De behandeling van klachten als bedoeld in hoofdstuk 9 van de Algemene wet bestuursrecht kent twee fasen: de interne fase en de externe fase. Artikel 34 houdt de verplichting in om voor de interne fase een verordening vast te stellen, waartoe het algemeen bestuur bevoegd is. Voor de tweede fase geldt dat de Nationale ombudsman bevoegd is, aangezien geen klachtadviesinstantie is aangewezen.
Op grond van de afspraken tussen het Rijk, het IPO en de VNG dragen de deelnemers aan de uitvoeringsdienst ten minste de voorbereiding van de besluitvorming ten aanzien van de basistaken op aan het openbaar lichaam. De basistaken, eventueel aangevuld met andere taken die de uitvoeringsdienst op vaste basis uitvoert, zijn beschreven in een document van 25 mei 2011 van de minister van Infrastructuur en Milieu. Dat document geeft een exacte omschrijving van de basistaken en is om redenen van rechtszekerheid als bijlage bij de regeling opgenomen.
De regeling wordt op grond van artikel 26, tweede lid, van de Wet gemeenschappelijke regelingen door alle deelnemers op de voor regelgeving gebruikelijke wijze bekend gemaakt. Voor gedeputeerde staten is dat door plaatsing in het Provinciaal Blad op grond van artikel 137, tweede lid, van de Provinciewet. Voor de colleges van burgemeester en wethouders is dat door plaatsing in het gemeenteblad, dan wel bij gebreke daaraan door opneming in een andere door de gemeente algemene verkrijgbaar gestelde uitgave op grond van artikel 139, tweede lid, van de Gemeentewet. Bovendien bepaalt de Wet gemeenschappelijke regelingen in artikel 52, eerste lid, aanhef en onder j, in samenhang met artikel 27 dat gedeputeerde staten de regeling opnemen in het register van gemeenschappelijke regelingen. Met toepassing van artikel 139 van de Provinciewet en artikel 142 van de Gemeentewet is in de regeling bepaald dat zij in werking treedt met ingang van de dag na de dag waarop gedeputeerde staten haar in het register hebben opgenomen. Gedeputeerde staten dragen vervolgens zorg voor de in artikel 26 van de Wet gemeenschappelijke regelingen bedoelde toezending aan de minister van Binnenlandse Zaken en Koninkrijksrelaties.

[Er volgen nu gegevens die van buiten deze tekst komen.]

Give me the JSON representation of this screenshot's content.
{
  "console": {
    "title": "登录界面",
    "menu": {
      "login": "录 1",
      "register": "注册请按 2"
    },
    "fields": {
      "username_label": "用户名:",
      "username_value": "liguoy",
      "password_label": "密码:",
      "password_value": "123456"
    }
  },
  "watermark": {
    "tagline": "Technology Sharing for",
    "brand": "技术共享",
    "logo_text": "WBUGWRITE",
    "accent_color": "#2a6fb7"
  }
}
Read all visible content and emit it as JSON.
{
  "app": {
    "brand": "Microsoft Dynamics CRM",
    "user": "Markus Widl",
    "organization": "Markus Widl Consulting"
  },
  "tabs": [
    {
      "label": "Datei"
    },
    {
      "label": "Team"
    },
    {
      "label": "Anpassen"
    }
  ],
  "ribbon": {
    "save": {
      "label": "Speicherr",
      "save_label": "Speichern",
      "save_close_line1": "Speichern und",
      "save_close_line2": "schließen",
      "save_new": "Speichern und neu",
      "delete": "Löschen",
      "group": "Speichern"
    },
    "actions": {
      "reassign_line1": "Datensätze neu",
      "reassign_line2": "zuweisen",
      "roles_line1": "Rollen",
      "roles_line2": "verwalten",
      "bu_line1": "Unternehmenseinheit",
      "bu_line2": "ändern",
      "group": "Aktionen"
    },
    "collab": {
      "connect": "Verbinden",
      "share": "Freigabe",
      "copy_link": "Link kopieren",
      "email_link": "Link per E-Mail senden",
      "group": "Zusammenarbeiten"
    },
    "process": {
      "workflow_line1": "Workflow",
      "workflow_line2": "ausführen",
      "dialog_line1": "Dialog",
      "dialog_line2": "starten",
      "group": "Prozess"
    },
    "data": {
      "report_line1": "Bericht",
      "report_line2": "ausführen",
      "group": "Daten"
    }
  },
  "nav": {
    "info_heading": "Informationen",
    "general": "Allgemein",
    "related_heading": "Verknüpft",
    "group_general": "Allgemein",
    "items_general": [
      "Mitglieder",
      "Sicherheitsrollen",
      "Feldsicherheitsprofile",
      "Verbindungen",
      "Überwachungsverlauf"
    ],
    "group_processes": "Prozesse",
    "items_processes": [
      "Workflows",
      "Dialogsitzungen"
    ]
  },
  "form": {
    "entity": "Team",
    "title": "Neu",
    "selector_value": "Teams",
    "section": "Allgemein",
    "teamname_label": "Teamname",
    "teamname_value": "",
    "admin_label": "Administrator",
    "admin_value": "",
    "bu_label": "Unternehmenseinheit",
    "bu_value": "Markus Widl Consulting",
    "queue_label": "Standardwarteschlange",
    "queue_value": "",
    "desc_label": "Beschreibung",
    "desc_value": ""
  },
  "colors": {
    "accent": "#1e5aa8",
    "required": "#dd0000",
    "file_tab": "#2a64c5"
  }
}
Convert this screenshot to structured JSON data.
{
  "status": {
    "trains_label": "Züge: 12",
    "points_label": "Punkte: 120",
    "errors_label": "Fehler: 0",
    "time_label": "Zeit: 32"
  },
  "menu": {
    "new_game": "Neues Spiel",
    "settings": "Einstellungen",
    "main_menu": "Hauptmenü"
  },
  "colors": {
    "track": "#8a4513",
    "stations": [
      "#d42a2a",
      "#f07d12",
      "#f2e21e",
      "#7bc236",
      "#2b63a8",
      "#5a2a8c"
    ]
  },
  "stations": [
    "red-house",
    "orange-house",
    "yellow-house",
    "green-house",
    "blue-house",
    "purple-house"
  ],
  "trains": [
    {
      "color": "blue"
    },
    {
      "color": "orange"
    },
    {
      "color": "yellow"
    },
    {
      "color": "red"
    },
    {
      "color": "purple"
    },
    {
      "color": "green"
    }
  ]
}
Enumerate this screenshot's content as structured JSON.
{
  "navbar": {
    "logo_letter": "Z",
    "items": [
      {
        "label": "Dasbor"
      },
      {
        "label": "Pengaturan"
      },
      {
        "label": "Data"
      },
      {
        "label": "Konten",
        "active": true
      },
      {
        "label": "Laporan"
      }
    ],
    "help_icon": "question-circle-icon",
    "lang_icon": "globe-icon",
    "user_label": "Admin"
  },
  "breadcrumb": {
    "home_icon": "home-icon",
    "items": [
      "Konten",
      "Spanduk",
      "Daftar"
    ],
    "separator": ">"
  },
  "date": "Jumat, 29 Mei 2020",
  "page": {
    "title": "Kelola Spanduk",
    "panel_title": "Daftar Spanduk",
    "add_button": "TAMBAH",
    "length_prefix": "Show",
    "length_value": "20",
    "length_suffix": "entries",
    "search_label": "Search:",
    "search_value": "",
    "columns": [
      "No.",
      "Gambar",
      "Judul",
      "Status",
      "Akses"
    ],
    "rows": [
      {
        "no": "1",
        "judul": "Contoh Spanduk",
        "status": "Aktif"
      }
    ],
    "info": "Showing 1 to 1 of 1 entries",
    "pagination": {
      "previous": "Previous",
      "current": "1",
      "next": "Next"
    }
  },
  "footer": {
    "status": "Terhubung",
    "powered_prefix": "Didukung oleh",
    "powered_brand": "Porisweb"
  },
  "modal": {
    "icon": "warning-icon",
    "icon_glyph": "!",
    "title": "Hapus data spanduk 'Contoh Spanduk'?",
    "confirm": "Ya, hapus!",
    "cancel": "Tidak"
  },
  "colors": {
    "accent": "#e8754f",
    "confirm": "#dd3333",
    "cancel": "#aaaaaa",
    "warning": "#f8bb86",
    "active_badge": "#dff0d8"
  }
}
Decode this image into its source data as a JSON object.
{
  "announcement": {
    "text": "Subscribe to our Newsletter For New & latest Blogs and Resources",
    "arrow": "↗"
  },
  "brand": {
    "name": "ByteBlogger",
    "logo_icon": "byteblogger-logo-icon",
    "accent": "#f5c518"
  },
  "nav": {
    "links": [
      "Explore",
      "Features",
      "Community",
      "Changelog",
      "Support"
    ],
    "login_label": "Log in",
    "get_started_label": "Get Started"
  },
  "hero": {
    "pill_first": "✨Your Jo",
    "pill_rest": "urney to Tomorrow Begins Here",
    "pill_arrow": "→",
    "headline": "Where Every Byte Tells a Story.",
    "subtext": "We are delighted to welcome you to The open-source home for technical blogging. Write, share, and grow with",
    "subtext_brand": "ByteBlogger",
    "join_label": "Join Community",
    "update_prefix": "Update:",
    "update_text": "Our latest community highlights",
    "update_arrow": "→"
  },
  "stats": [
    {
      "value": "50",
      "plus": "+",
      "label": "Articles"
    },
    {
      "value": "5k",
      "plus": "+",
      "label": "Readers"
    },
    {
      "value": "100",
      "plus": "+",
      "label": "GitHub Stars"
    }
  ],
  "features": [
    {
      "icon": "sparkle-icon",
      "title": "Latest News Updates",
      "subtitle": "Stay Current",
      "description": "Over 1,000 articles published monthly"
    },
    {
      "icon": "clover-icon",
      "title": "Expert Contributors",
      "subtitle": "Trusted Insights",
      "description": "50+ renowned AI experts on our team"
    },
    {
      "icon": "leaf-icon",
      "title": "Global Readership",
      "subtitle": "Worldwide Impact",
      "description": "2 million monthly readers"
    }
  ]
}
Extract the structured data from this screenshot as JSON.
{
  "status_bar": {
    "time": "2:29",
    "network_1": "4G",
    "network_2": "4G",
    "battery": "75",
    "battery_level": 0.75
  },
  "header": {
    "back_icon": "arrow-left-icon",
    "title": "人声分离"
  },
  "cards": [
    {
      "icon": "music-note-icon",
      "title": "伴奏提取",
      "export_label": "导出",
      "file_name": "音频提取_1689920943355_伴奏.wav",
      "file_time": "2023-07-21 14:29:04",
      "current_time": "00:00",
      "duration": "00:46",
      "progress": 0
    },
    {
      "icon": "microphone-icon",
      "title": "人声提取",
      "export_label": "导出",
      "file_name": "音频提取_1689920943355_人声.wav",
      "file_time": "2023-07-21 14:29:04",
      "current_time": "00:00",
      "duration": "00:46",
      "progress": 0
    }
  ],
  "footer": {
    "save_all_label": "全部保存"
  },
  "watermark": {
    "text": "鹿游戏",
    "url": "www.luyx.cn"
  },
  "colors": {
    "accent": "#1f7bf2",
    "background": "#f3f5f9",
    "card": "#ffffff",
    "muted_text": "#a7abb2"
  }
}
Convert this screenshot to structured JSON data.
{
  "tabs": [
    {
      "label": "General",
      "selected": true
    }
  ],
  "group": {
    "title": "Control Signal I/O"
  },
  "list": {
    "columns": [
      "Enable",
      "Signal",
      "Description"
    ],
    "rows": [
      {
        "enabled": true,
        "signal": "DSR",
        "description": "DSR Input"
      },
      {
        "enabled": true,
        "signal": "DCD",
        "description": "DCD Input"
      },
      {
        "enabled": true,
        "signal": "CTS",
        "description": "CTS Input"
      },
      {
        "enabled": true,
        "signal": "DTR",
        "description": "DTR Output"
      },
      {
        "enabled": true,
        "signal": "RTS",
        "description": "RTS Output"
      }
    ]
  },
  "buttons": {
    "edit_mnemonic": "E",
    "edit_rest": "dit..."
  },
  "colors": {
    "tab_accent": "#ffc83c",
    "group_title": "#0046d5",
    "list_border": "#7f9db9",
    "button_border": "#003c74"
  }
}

Het boekjaar voor de begroting van het openbaar lichaam is gelijk aan het kalenderjaar. De begroting beslaat daarom normaal gesproken een kalenderjaar. Ingeval van inwerkingtreding van de regeling midden in het jaar, kan daaraan niet worden voldaan. Artikel 39 bepaalt om die reden dat de begroting geldt vanaf de dag van inwerkingtreding van de regeling tot aan het einde van het kalenderjaar, of naar keuze van het algemeen bestuur tot het einde van het daaropvolgende kalenderjaar. De jaarrekening volgt in dat regime.